One semester: no credit
This course is intended for students who wish to pursue graduate studies, artist-in-residence programs and gallery representation. Topics will include: writing an artist’s statement, grant proposals, an analysis of art galleries, applying to graduate schools and portfolio presentation. 

FID-4083
Public Speaking for Artists
One semester: no credit
As stated on ArtBusinees.com, “Many of today’s accomplished artists also know how to work the crowds at events where their art is the center of attention. They are well aware that collectors and others love to speak with artists at gallery openings, open studios, art fairs and anywhere else where artists appear in person alongside their art. Consequently, they use their social networking and public speaking skills to effectively convey who they are and what their art is about in order to expand their fan bases, increase their potential for making sales, and ultimately advance their careers.” This workshop will address public speaking for artists as a necessary part of career planning. 

AHD-4140
Senior Seminar


One semester: 3 art history credits


Unlike the historical avant-garde that situated itself outside of mass culture, today’s emerging avant-garde art seems to anticipate ways of working from within and in relation to mass culture. Art is steadily moving out from the “white cube” to participate in a global continuum that’s hosted by satellite TV and cable, the Internet, all forms of wireless communication and international biennials. The fractious history of art and mass culture has grown exponentially within the past two decades in direct proportion to the invention of new imaging technologies and the development of global economies. This course proposes to examine the scant, but rich, history of relations between art and mass culture, and to chart the rise of media-related art. We will immerse ourselves in screenings of contemporary video/multimedia work of the past two decades and seek out as many pertinent exhibitions as we can throughout the semester. We will also read interviews with artists and curators, as well as texts on media theory, globalism and the like. 
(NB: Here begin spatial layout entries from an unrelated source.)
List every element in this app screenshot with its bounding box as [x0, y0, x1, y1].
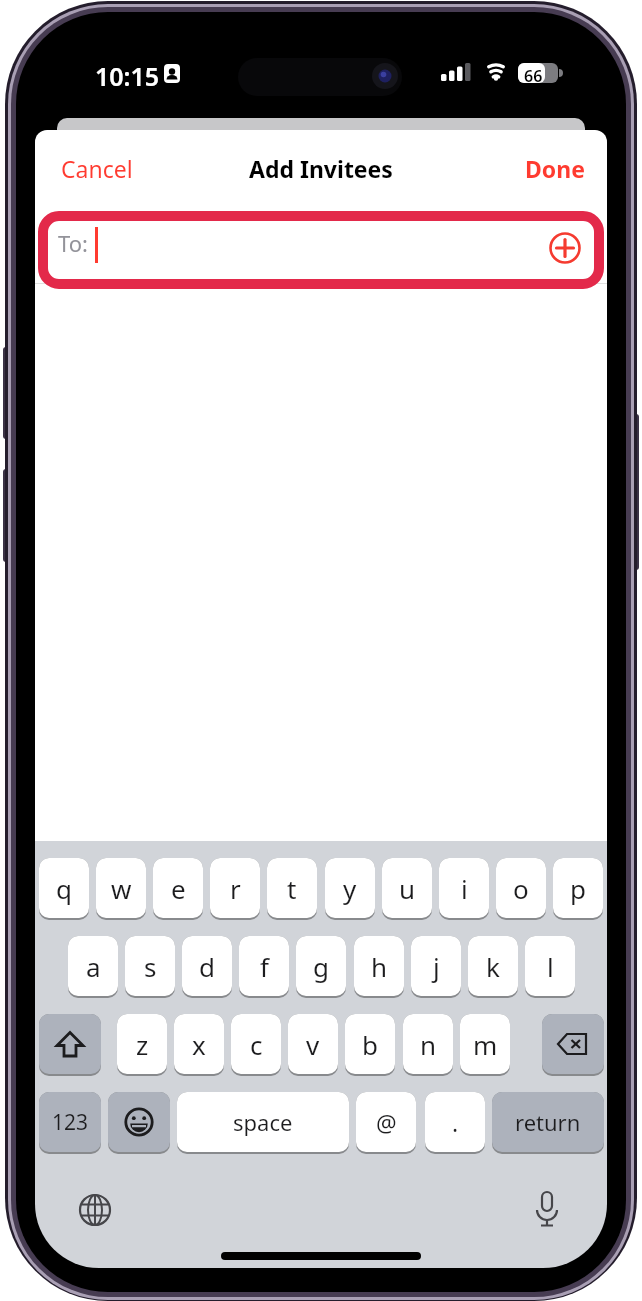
- staticText: h: [371, 949, 388, 984]
- staticText: return: [515, 1107, 581, 1137]
- button[interactable]: e: [153, 858, 203, 918]
- button[interactable]: .: [425, 1092, 485, 1152]
- button[interactable]: d: [182, 936, 232, 996]
- staticText: m: [473, 1027, 498, 1062]
- button[interactable]: Cancel: [61, 153, 133, 184]
- button[interactable]: h: [354, 936, 404, 996]
- button[interactable]: f: [239, 936, 289, 996]
- staticText: d: [199, 949, 215, 984]
- staticText: b: [362, 1027, 378, 1062]
- staticText: space: [233, 1107, 293, 1137]
- button[interactable]: z: [117, 1014, 167, 1074]
- staticText: 66: [524, 65, 543, 87]
- staticText: y: [343, 871, 357, 906]
- staticText: f: [260, 949, 269, 984]
- button[interactable]: space: [177, 1092, 349, 1152]
- staticText: @: [376, 1107, 397, 1138]
- staticText: q: [56, 871, 72, 906]
- button[interactable]: Done: [525, 153, 585, 184]
- staticText: v: [306, 1027, 320, 1062]
- staticText: a: [86, 949, 101, 984]
- staticText: i: [461, 871, 468, 906]
- staticText: To:: [58, 228, 88, 258]
- button[interactable]: q: [39, 858, 89, 918]
- staticText: p: [570, 871, 586, 906]
- button[interactable]: [77, 1192, 113, 1228]
- button[interactable]: y: [325, 858, 375, 918]
- staticText: n: [420, 1027, 437, 1062]
- staticText: r: [230, 871, 241, 906]
- button[interactable]: g: [296, 936, 346, 996]
- button[interactable]: [39, 1014, 101, 1074]
- staticText: e: [171, 871, 186, 906]
- staticText: t: [287, 871, 297, 906]
- button[interactable]: 123: [39, 1092, 101, 1152]
- button[interactable]: t: [267, 858, 317, 918]
- staticText: l: [547, 949, 554, 984]
- button[interactable]: [529, 1190, 565, 1230]
- button[interactable]: @: [356, 1092, 416, 1152]
- staticText: c: [250, 1027, 263, 1062]
- button[interactable]: r: [210, 858, 260, 918]
- button[interactable]: c: [231, 1014, 281, 1074]
- staticText: o: [513, 871, 529, 906]
- staticText: j: [433, 949, 440, 984]
- staticText: u: [399, 871, 416, 906]
- staticText: x: [192, 1027, 206, 1062]
- button[interactable]: u: [382, 858, 432, 918]
- button[interactable]: To:: [35, 212, 607, 288]
- button[interactable]: p: [553, 858, 603, 918]
- button[interactable]: i: [439, 858, 489, 918]
- button[interactable]: [108, 1092, 170, 1152]
- button[interactable]: m: [460, 1014, 510, 1074]
- button[interactable]: return: [492, 1092, 604, 1152]
- button[interactable]: l: [525, 936, 575, 996]
- button[interactable]: o: [496, 858, 546, 918]
- button[interactable]: [542, 1014, 604, 1074]
- staticText: z: [136, 1027, 149, 1062]
- button[interactable]: a: [68, 936, 118, 996]
- staticText: .: [452, 1107, 459, 1138]
- staticText: 123: [52, 1108, 89, 1137]
- button[interactable]: x: [174, 1014, 224, 1074]
- button[interactable]: s: [125, 936, 175, 996]
- staticText: Done: [525, 153, 585, 184]
- staticText: Cancel: [61, 153, 133, 184]
- staticText: g: [313, 949, 329, 984]
- button[interactable]: b: [345, 1014, 395, 1074]
- staticText: k: [486, 949, 500, 984]
- button[interactable]: j: [411, 936, 461, 996]
- button[interactable]: k: [468, 936, 518, 996]
- button[interactable]: v: [288, 1014, 338, 1074]
- staticText: Add Invitees: [249, 153, 393, 183]
- button[interactable]: n: [403, 1014, 453, 1074]
- staticText: s: [144, 949, 157, 984]
- staticText: w: [111, 871, 132, 906]
- button[interactable]: w: [96, 858, 146, 918]
- staticText: 10:15: [95, 59, 160, 93]
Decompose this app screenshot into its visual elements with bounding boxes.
Fourth-Year Fine Arts Studio Courses  

FID-4500 / FID-4500

Senior Workshop I & II: Painting, Drawing, Sculpture, Video Art, Multimedia
Two semesters: 3 studio credits per semester

Senior Workshop: (aka The Monday Night Team) is a mentorship program in which an individual student’s art and working process are the subjects of discussion. The goal of these courses is to aid students in developing a working methodology that produces a final body of work. One-on-one critiques, group critiques and outside evaluators (artists/critics) format the courses. In addition, reading materials, group discussions and presentations complete the sessions. 

FID-4507 through FID-4596

Senior Workshop III and IV
Two semesters: 3 studio credits per section

Senior Workshop is a tutorial in which students develop their senior project with two instructors. A finished studio project and an accompanying written statement are required. Students are expected to be critically informed and historically aware of the conceptual underpinnings of their practice.